Everything I have learnt about Type Assertions in Go is Misleading

Aragorn Yang
2 min readFeb 3, 2021

Note: Go is new to me, so please correct me if I’m wrong.

This article is only about the return value of a type assertion rather than when the assertion holds.

I hadn’t started learning Go until 10 days ago. Since then I have followed through some great tutorials. All of them say the same thing about type assertions x.(T) that when the assertion holds it returns the underlying value.
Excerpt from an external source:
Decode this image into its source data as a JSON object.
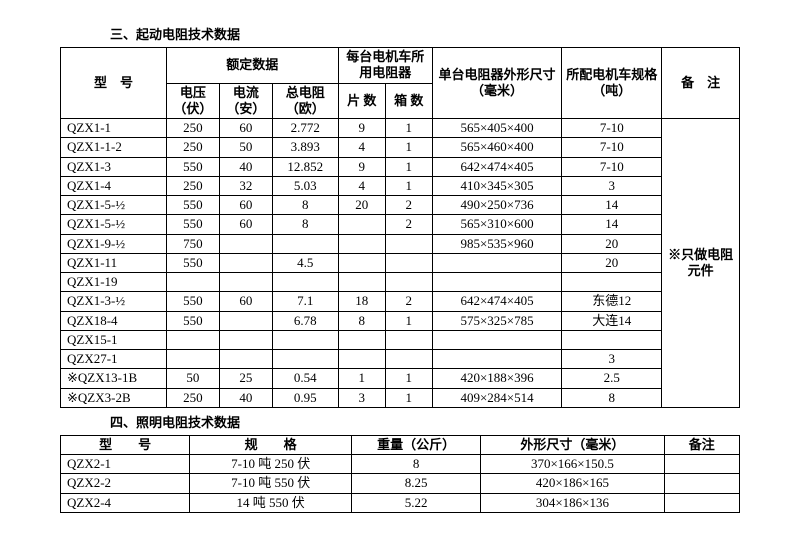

I tried some codes out, and something went wrong.

package main

import (
"fmt"
)

type Kid struct {
name string
}


type Child struct {
name string
}

func (t Kid) getName() string {
return t.name
}


func (c Child) getName() string {
return c.name
}

type Person interface{}

func main() {
var myKid interface{} = Kid{"John Doe"}
fmt.Printf("[%v %T]\n", myKid, myKid)
fmt.Printf("[%v %T]\n", myKid.(Kid), myKid.(Kid))
fmt.Printf("[%v %T]\n", myKid.(Person), myKid.(Person))
fmt.Println(myKid.(Kid).getName())
fmt.Println(myKid.(Child).getName())
//fmt.Println(myKid.(Person).getName())
}

go run:

$ go run demo.go
[{John Doe} main.Kid]
[{John Doe} main.Kid]
[{John Doe} main.Kid]
John Doe

Uncomment the last line in main(), go run:

$ go run demo.go
# command-line-arguments
./demo.go:23:28: myKid.(Person).getName undefined (type Person is interface with no methods)

From the first run, we could see that the underlying value of myKid.(Person) is of type Kid. Yet the second run told us that getName method is undefined for myKid.(Person).

I have reconstructed my understanding on types and type assertions as following.

Types in Go have two distinct categories: data types and interface types. Any non-interface type is a data type. A data type defines the data structure. A interface type defines which methods can be accessed.

A data value has two parts: the underlying value and its data type.

An interface value has two parts: the underlying data value and the interface type. Interface type, or access type, limits what methods we have access to. The underlying data value still have all its methods, but those that are not defined in the interface type are hidden under the surface/interface.

What a type assertion x.(T) returns when x is of type T, depends on which type category the type T belongs to. When T is a data type, x.(T) returns the underlying data value. When T is an interface type, x.(T) returns an interface value which has the same underlying data value as x but has T as its interface type.